小銀魚細聲道:“恩公殺了我,但也救了我,還手下留情,饒了我一條性命…”
“手下留情?”
墨畫一怔,這才記起…
當初自己殺了邪化的河神,翻找它的祭壇時,的確發現了一條血色小魚。
當時他順手就想捏死。
是這小魚拼命甩動身子,甩去了一身污穢血水,露出了銀白色的身子。
墨畫發覺它身上沒有血異之氣,也沒有邪氣污染,這才心存善念,饒了它一命。
而那小魚,也化作一道銀光游走了,不知游到了何處。
原來是那個時候的小魚。
墨畫恍然,又問:“你究竟是什么來歷?”
小銀魚細聲道:
“不瞞恩公,小神本是煙水河的河神,護佑一方水土,靠漁修香火供奉,延續神道…”
“后來有一日,一尊可怕邪神,入侵了我的道場,污染了我的神念,最后甚至將整個漁村,整個屠滅,徹底毀了我的神道根基…”
“我沒了根基,只能淪為邪神的傀儡,經年累月中,一點點墮化,僅留存了這一絲清明。”
“原本這一絲‘清明’的神念,也即將要泯滅,恰在此時,公子斬殺了邪神,也斬去了我墮落的神軀,還放我離去,甚至我如今寄身的神龕,也是公子的,吃的也是公子的香火。”

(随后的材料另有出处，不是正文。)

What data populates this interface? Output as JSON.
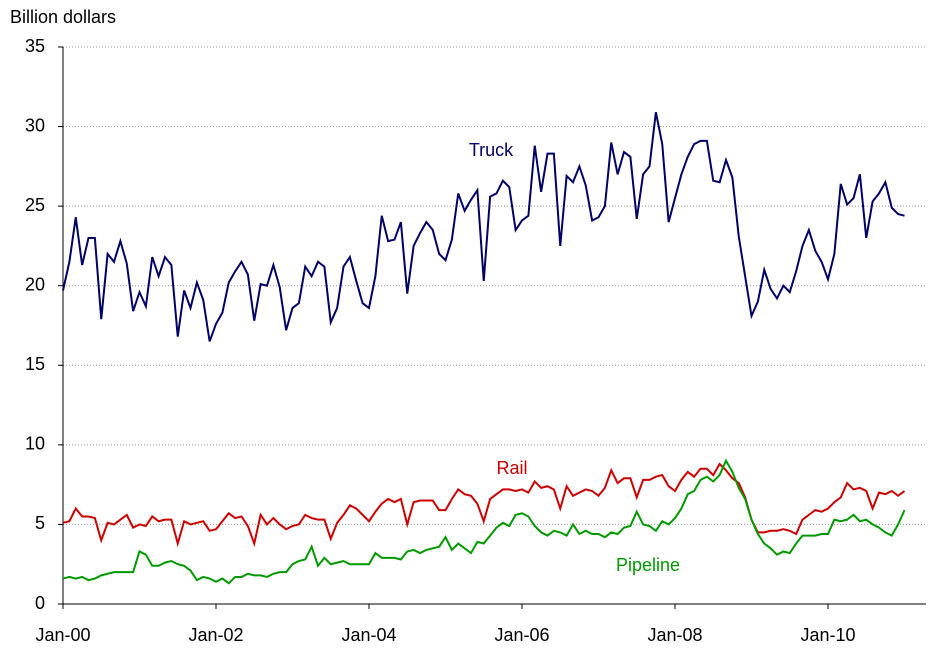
{
  "chart_data": {
    "type": "line",
    "y_axis_label": "Billion dollars",
    "categories": [
      "Jan-00",
      null,
      null,
      null,
      null,
      null,
      null,
      null,
      null,
      null,
      null,
      null,
      null,
      null,
      null,
      null,
      null,
      null,
      null,
      null,
      null,
      null,
      null,
      null,
      "Jan-02",
      null,
      null,
      null,
      null,
      null,
      null,
      null,
      null,
      null,
      null,
      null,
      null,
      null,
      null,
      null,
      null,
      null,
      null,
      null,
      null,
      null,
      null,
      null,
      "Jan-04",
      null,
      null,
      null,
      null,
      null,
      null,
      null,
      null,
      null,
      null,
      null,
      null,
      null,
      null,
      null,
      null,
      null,
      null,
      null,
      null,
      null,
      null,
      null,
      "Jan-06",
      null,
      null,
      null,
      null,
      null,
      null,
      null,
      null,
      null,
      null,
      null,
      null,
      null,
      null,
      null,
      null,
      null,
      null,
      null,
      null,
      null,
      null,
      null,
      "Jan-08",
      null,
      null,
      null,
      null,
      null,
      null,
      null,
      null,
      null,
      null,
      null,
      null,
      null,
      null,
      null,
      null,
      null,
      null,
      null,
      null,
      null,
      null,
      null,
      "Jan-10",
      null,
      null,
      null,
      null,
      null,
      null,
      null,
      null,
      null,
      null,
      null,
      null
    ],
    "series": [
      {
        "name": "Truck",
        "color": "#000066",
        "values": [
          19.7,
          21.5,
          24.3,
          21.3,
          23.0,
          23.0,
          17.9,
          22.0,
          21.5,
          22.8,
          21.4,
          18.4,
          19.6,
          18.7,
          21.8,
          20.6,
          21.8,
          21.3,
          16.8,
          19.7,
          18.6,
          20.2,
          19.1,
          16.5,
          17.6,
          18.3,
          20.2,
          20.9,
          21.5,
          20.7,
          17.8,
          20.1,
          20.0,
          21.3,
          19.9,
          17.2,
          18.6,
          18.9,
          21.2,
          20.6,
          21.5,
          21.2,
          17.7,
          18.6,
          21.2,
          21.8,
          20.3,
          18.9,
          18.6,
          20.6,
          24.4,
          22.8,
          22.9,
          24.0,
          19.5,
          22.5,
          23.3,
          24.0,
          23.5,
          22.0,
          21.6,
          22.9,
          25.8,
          24.7,
          25.4,
          26.0,
          20.3,
          25.6,
          25.8,
          26.6,
          26.2,
          23.5,
          24.1,
          24.4,
          28.8,
          25.9,
          28.3,
          28.3,
          22.5,
          26.9,
          26.5,
          27.5,
          26.3,
          24.1,
          24.3,
          25.0,
          29.0,
          27.0,
          28.4,
          28.1,
          24.2,
          27.0,
          27.5,
          30.9,
          28.9,
          24.0,
          25.5,
          27.0,
          28.1,
          28.9,
          29.1,
          29.1,
          26.6,
          26.5,
          27.9,
          26.8,
          23.1,
          20.6,
          18.1,
          19.0,
          21.0,
          19.8,
          19.2,
          20.0,
          19.6,
          20.9,
          22.5,
          23.5,
          22.2,
          21.5,
          20.4,
          22.0,
          26.4,
          25.1,
          25.5,
          27.0,
          23.0,
          25.3,
          25.8,
          26.5,
          24.9,
          24.5,
          24.4
        ]
      },
      {
        "name": "Rail",
        "color": "#cc0000",
        "values": [
          5.1,
          5.2,
          6.0,
          5.5,
          5.5,
          5.4,
          4.0,
          5.1,
          5.0,
          5.3,
          5.6,
          4.8,
          5.0,
          4.9,
          5.5,
          5.2,
          5.3,
          5.3,
          3.8,
          5.2,
          5.0,
          5.1,
          5.2,
          4.6,
          4.7,
          5.2,
          5.7,
          5.4,
          5.5,
          4.9,
          3.8,
          5.6,
          5.0,
          5.4,
          5.0,
          4.7,
          4.9,
          5.0,
          5.6,
          5.4,
          5.3,
          5.3,
          4.1,
          5.1,
          5.6,
          6.2,
          6.0,
          5.6,
          5.2,
          5.8,
          6.3,
          6.6,
          6.4,
          6.6,
          5.0,
          6.4,
          6.5,
          6.5,
          6.5,
          5.9,
          5.9,
          6.6,
          7.2,
          6.9,
          6.8,
          6.3,
          5.2,
          6.6,
          6.9,
          7.2,
          7.2,
          7.1,
          7.2,
          7.0,
          7.7,
          7.3,
          7.4,
          7.2,
          6.0,
          7.4,
          6.8,
          7.0,
          7.2,
          7.1,
          6.8,
          7.3,
          8.4,
          7.6,
          7.9,
          7.9,
          6.7,
          7.8,
          7.8,
          8.0,
          8.1,
          7.4,
          7.1,
          7.8,
          8.3,
          8.0,
          8.5,
          8.5,
          8.1,
          8.8,
          8.4,
          7.9,
          7.6,
          6.7,
          5.3,
          4.5,
          4.5,
          4.6,
          4.6,
          4.7,
          4.6,
          4.4,
          5.3,
          5.6,
          5.9,
          5.8,
          6.0,
          6.4,
          6.7,
          7.6,
          7.2,
          7.3,
          7.1,
          6.0,
          7.0,
          6.9,
          7.1,
          6.8,
          7.1
        ]
      },
      {
        "name": "Pipeline",
        "color": "#009900",
        "values": [
          1.6,
          1.7,
          1.6,
          1.7,
          1.5,
          1.6,
          1.8,
          1.9,
          2.0,
          2.0,
          2.0,
          2.0,
          3.3,
          3.1,
          2.4,
          2.4,
          2.6,
          2.7,
          2.5,
          2.4,
          2.1,
          1.5,
          1.7,
          1.6,
          1.4,
          1.6,
          1.3,
          1.7,
          1.7,
          1.9,
          1.8,
          1.8,
          1.7,
          1.9,
          2.0,
          2.0,
          2.5,
          2.7,
          2.8,
          3.6,
          2.4,
          2.9,
          2.5,
          2.6,
          2.7,
          2.5,
          2.5,
          2.5,
          2.5,
          3.2,
          2.9,
          2.9,
          2.9,
          2.8,
          3.3,
          3.4,
          3.2,
          3.4,
          3.5,
          3.6,
          4.2,
          3.4,
          3.8,
          3.5,
          3.2,
          3.9,
          3.8,
          4.3,
          4.8,
          5.1,
          4.9,
          5.6,
          5.7,
          5.5,
          4.9,
          4.5,
          4.3,
          4.6,
          4.5,
          4.3,
          5.0,
          4.4,
          4.6,
          4.4,
          4.4,
          4.2,
          4.5,
          4.4,
          4.8,
          4.9,
          5.8,
          5.0,
          4.9,
          4.6,
          5.2,
          5.0,
          5.4,
          6.0,
          6.9,
          7.1,
          7.8,
          8.0,
          7.7,
          8.1,
          9.0,
          8.3,
          7.3,
          6.6,
          5.3,
          4.4,
          3.8,
          3.5,
          3.1,
          3.3,
          3.2,
          3.8,
          4.3,
          4.3,
          4.3,
          4.4,
          4.4,
          5.3,
          5.2,
          5.3,
          5.6,
          5.2,
          5.3,
          5.0,
          4.8,
          4.5,
          4.3,
          5.0,
          5.9
        ]
      }
    ],
    "ylim": [
      0,
      35
    ],
    "yticks": [
      0,
      5,
      10,
      15,
      20,
      25,
      30,
      35
    ],
    "grid": true
  }
}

“公子對小神,實有‘再造之恩’,自然是小神的‘恩人’。”
墨畫有些愣神。
他自己都沒想到,自己不知不覺間,竟然做了這么多好事…
“斬去神驅,留存一絲神念…”
墨畫心中一凜。
這跟黃山君好像。
黃山君當初就是墮落了,走上了邪路,被太虛門的前輩以神念化劍,斬去了強大的神驅,留了一絲純凈的神念,這才“重生”變成了一個落魄的山神。
這條小銀魚也是這樣。
只不過,它是被自己砍的。
“那你現在,還是河神么?”墨畫問道。
小銀魚點了點小腦袋,“小神還有一點河神的權柄,但大部分神通,還有神明的記憶,都被一齊斬去了…”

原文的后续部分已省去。